Friday, 16 February 2007

Kai Nielsen on Naturalism

Many contemporary naturalists believe that with the critical work—the critique of the truth-claims of theism—essentially done by Hume, we should turn, setting both metaphysical speculation and fideistic angst aside, to naturalistic explanations of religious beliefs. The main players here from the nineteenth century are Ludwig Feuerbach, Friedrich Engels, Karl Marx, Max Stirner, and Friedrich Nietzsche; and from the twentieth century Emile Durkheim, Max Weber, Axel Hägerström, Sigmund Freud, Bronislaw Malinowski, and Antonio Gramsci. Their accounts, although varied, are all thoroughly naturalistic.

These naturalists assume that by now it has been well established that there are no sound reasons for religious beliefs: there is no reasonable possibility of establishing religious beliefs to be true; there is no such thing as religious knowledge or sound religious belief. But when there are no good reasons, and when that fact is, as well, tolerably plain to informed and impartial persons, not crippled by ideology or neurosis, and yet religious belief (a belief that is both widespread and tenacious) persists in our cultural life, then it is time to look for the causes—causes which are not also reasons—of religious belief, including the causes of its widespread psychological appeal for many people.
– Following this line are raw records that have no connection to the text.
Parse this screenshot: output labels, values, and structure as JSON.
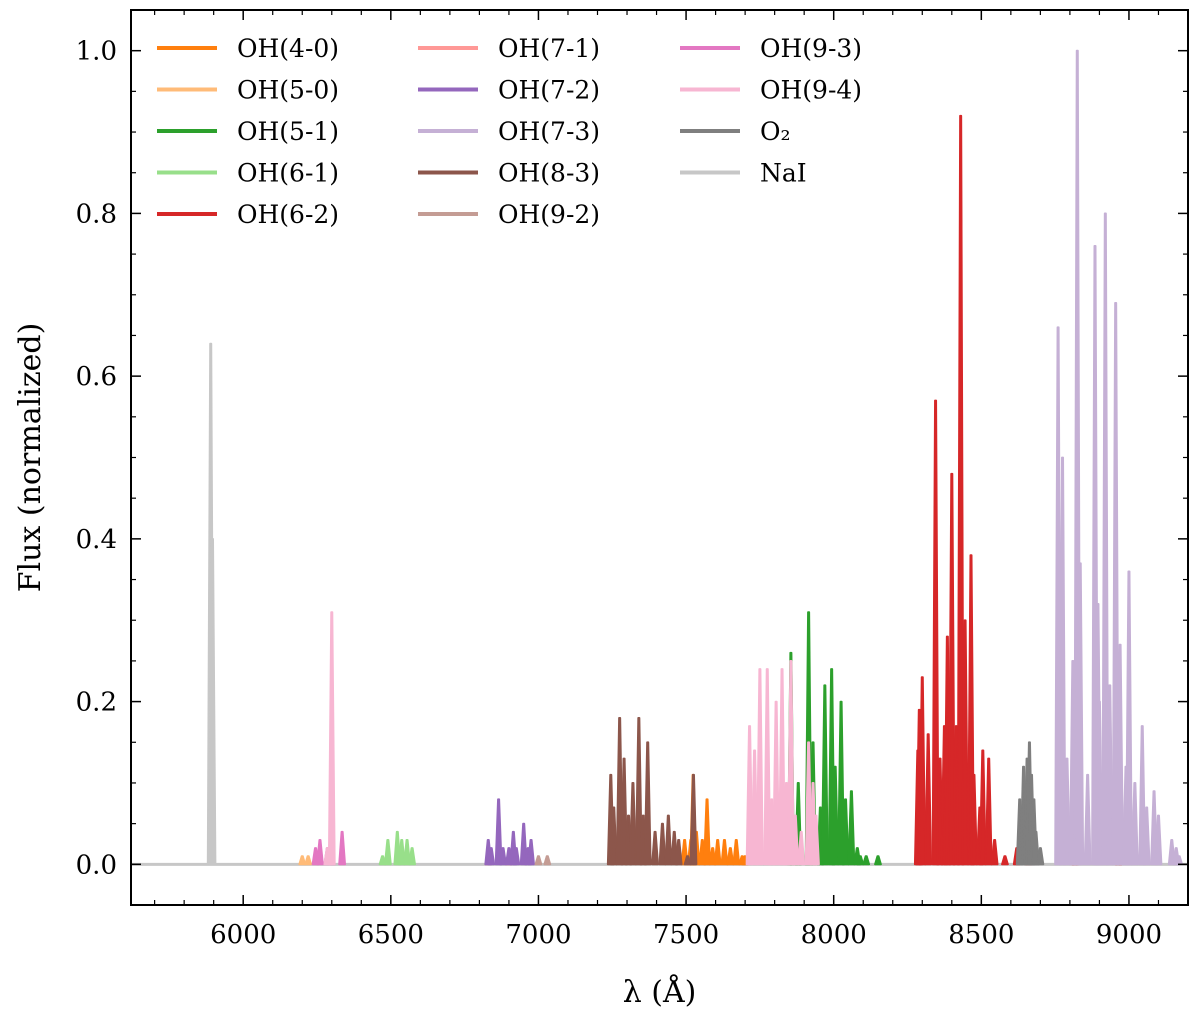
{
  "chart_data": {
    "type": "line",
    "title": "",
    "xlabel": "λ (Å)",
    "ylabel": "Flux (normalized)",
    "xlim": [
      5620,
      9200
    ],
    "ylim": [
      -0.05,
      1.05
    ],
    "xticks": [
      6000,
      6500,
      7000,
      7500,
      8000,
      8500,
      9000
    ],
    "yticks": [
      0.0,
      0.2,
      0.4,
      0.6,
      0.8,
      1.0
    ],
    "ytick_labels": [
      "0.0",
      "0.2",
      "0.4",
      "0.6",
      "0.8",
      "1.0"
    ],
    "grid": false,
    "legend_placement": "top-left, 3 columns",
    "series": [
      {
        "name": "OH(4-0)",
        "color": "#ff7f0e",
        "lines": [
          [
            7495,
            0.03
          ],
          [
            7516,
            0.03
          ],
          [
            7524,
            0.11
          ],
          [
            7535,
            0.04
          ],
          [
            7555,
            0.03
          ],
          [
            7571,
            0.08
          ],
          [
            7590,
            0.02
          ],
          [
            7607,
            0.03
          ],
          [
            7630,
            0.03
          ],
          [
            7650,
            0.02
          ],
          [
            7670,
            0.03
          ],
          [
            7690,
            0.01
          ],
          [
            7700,
            0.01
          ]
        ]
      },
      {
        "name": "OH(5-0)",
        "color": "#ffbb78",
        "lines": [
          [
            6200,
            0.01
          ],
          [
            6220,
            0.01
          ]
        ]
      },
      {
        "name": "OH(5-1)",
        "color": "#2ca02c",
        "lines": [
          [
            7855,
            0.26
          ],
          [
            7880,
            0.1
          ],
          [
            7915,
            0.31
          ],
          [
            7930,
            0.15
          ],
          [
            7955,
            0.07
          ],
          [
            7970,
            0.22
          ],
          [
            7993,
            0.24
          ],
          [
            8005,
            0.12
          ],
          [
            8025,
            0.2
          ],
          [
            8040,
            0.08
          ],
          [
            8060,
            0.09
          ],
          [
            8080,
            0.02
          ],
          [
            8090,
            0.01
          ],
          [
            8110,
            0.01
          ],
          [
            8150,
            0.01
          ]
        ]
      },
      {
        "name": "OH(6-1)",
        "color": "#98df8a",
        "lines": [
          [
            6472,
            0.01
          ],
          [
            6490,
            0.03
          ],
          [
            6522,
            0.04
          ],
          [
            6537,
            0.03
          ],
          [
            6555,
            0.03
          ],
          [
            6572,
            0.02
          ]
        ]
      },
      {
        "name": "OH(6-2)",
        "color": "#d62728",
        "lines": [
          [
            8285,
            0.14
          ],
          [
            8290,
            0.19
          ],
          [
            8300,
            0.23
          ],
          [
            8320,
            0.16
          ],
          [
            8345,
            0.57
          ],
          [
            8360,
            0.13
          ],
          [
            8375,
            0.17
          ],
          [
            8385,
            0.28
          ],
          [
            8400,
            0.48
          ],
          [
            8415,
            0.17
          ],
          [
            8430,
            0.92
          ],
          [
            8445,
            0.3
          ],
          [
            8465,
            0.38
          ],
          [
            8475,
            0.11
          ],
          [
            8495,
            0.07
          ],
          [
            8505,
            0.14
          ],
          [
            8525,
            0.13
          ],
          [
            8545,
            0.03
          ],
          [
            8580,
            0.01
          ],
          [
            8620,
            0.02
          ],
          [
            8660,
            0.02
          ],
          [
            8818,
            0.02
          ],
          [
            8965,
            0.01
          ]
        ]
      },
      {
        "name": "OH(7-1)",
        "color": "#ff9896",
        "lines": [
          [
            6830,
            0.01
          ],
          [
            6900,
            0.01
          ]
        ]
      },
      {
        "name": "OH(7-2)",
        "color": "#9467bd",
        "lines": [
          [
            6830,
            0.03
          ],
          [
            6840,
            0.02
          ],
          [
            6865,
            0.08
          ],
          [
            6880,
            0.02
          ],
          [
            6900,
            0.02
          ],
          [
            6915,
            0.04
          ],
          [
            6925,
            0.02
          ],
          [
            6950,
            0.05
          ],
          [
            6965,
            0.02
          ],
          [
            6975,
            0.03
          ]
        ]
      },
      {
        "name": "OH(7-3)",
        "color": "#c5b0d5",
        "lines": [
          [
            8760,
            0.66
          ],
          [
            8775,
            0.5
          ],
          [
            8790,
            0.13
          ],
          [
            8810,
            0.25
          ],
          [
            8825,
            1.0
          ],
          [
            8835,
            0.37
          ],
          [
            8860,
            0.11
          ],
          [
            8885,
            0.76
          ],
          [
            8895,
            0.32
          ],
          [
            8900,
            0.2
          ],
          [
            8920,
            0.8
          ],
          [
            8935,
            0.22
          ],
          [
            8955,
            0.69
          ],
          [
            8970,
            0.27
          ],
          [
            8990,
            0.12
          ],
          [
            9000,
            0.36
          ],
          [
            9020,
            0.1
          ],
          [
            9045,
            0.17
          ],
          [
            9060,
            0.07
          ],
          [
            9085,
            0.09
          ],
          [
            9100,
            0.06
          ],
          [
            9145,
            0.03
          ],
          [
            9160,
            0.02
          ],
          [
            9170,
            0.01
          ]
        ]
      },
      {
        "name": "OH(8-3)",
        "color": "#8c564b",
        "lines": [
          [
            7245,
            0.11
          ],
          [
            7255,
            0.07
          ],
          [
            7275,
            0.18
          ],
          [
            7290,
            0.13
          ],
          [
            7305,
            0.06
          ],
          [
            7320,
            0.1
          ],
          [
            7340,
            0.18
          ],
          [
            7355,
            0.06
          ],
          [
            7370,
            0.15
          ],
          [
            7395,
            0.04
          ],
          [
            7420,
            0.05
          ],
          [
            7440,
            0.06
          ],
          [
            7460,
            0.04
          ],
          [
            7475,
            0.03
          ],
          [
            7505,
            0.01
          ],
          [
            7525,
            0.11
          ]
        ]
      },
      {
        "name": "OH(9-2)",
        "color": "#c49c94",
        "lines": [
          [
            7000,
            0.01
          ],
          [
            7030,
            0.01
          ]
        ]
      },
      {
        "name": "OH(9-3)",
        "color": "#e377c2",
        "lines": [
          [
            6245,
            0.02
          ],
          [
            6260,
            0.03
          ],
          [
            6285,
            0.02
          ],
          [
            6300,
            0.02
          ],
          [
            6335,
            0.04
          ]
        ]
      },
      {
        "name": "OH(9-4)",
        "color": "#f7b6d2",
        "lines": [
          [
            6285,
            0.02
          ],
          [
            6300,
            0.31
          ],
          [
            7715,
            0.17
          ],
          [
            7732,
            0.14
          ],
          [
            7750,
            0.24
          ],
          [
            7775,
            0.24
          ],
          [
            7790,
            0.08
          ],
          [
            7805,
            0.2
          ],
          [
            7825,
            0.24
          ],
          [
            7840,
            0.1
          ],
          [
            7855,
            0.25
          ],
          [
            7870,
            0.06
          ],
          [
            7890,
            0.04
          ],
          [
            7915,
            0.15
          ],
          [
            7930,
            0.1
          ],
          [
            7940,
            0.06
          ]
        ]
      },
      {
        "name": "O₂",
        "color": "#7f7f7f",
        "lines": [
          [
            8630,
            0.08
          ],
          [
            8643,
            0.12
          ],
          [
            8655,
            0.13
          ],
          [
            8663,
            0.15
          ],
          [
            8670,
            0.11
          ],
          [
            8678,
            0.08
          ],
          [
            8685,
            0.04
          ],
          [
            8700,
            0.02
          ]
        ]
      },
      {
        "name": "NaI",
        "color": "#c7c7c7",
        "lines": [
          [
            5890,
            0.64
          ],
          [
            5896,
            0.4
          ]
        ]
      }
    ]
  }
}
And indeed, given the importance of religious beliefs in the lives of most human beings, it is of crucial importance to look for such causes. Here questions about the origin and functions of religion become central, along with questions about the logical or conceptual status of religious beliefs.

(Kai Nielsen, “Naturalistic Explanations of Theistic Belief,” chap. 51 in A Companion to Philosophy of Religion, ed. Philip L. Quinn and Charles Taliaferro [Malden, MA: Blackwell Publishers, 1997], 402-9, at 404-5 [italics in original])

Note from KBJ: Theism is the belief that there is a god. Atheism is the belief that there is no god. If one belief cries out for causal explanation, so does the other. Religion is a social institution. Irreligion is a social institution. If one institution can be understood in terms of its origins and functions, so can the other. Atheists assume that theism is false and try to explain its persistence. Their explanations make reference to such things as the need for a heavenly father. Theists assume that atheism is false and try to explain its persistence. Their explanations make reference to such things as rebellion against the heavenly father. That naturalists think their approach undercuts only theism, rather than both theism and atheism, or only religion, rather than both religion and irreligion, suggests that they’re not as intelligent as they think they are.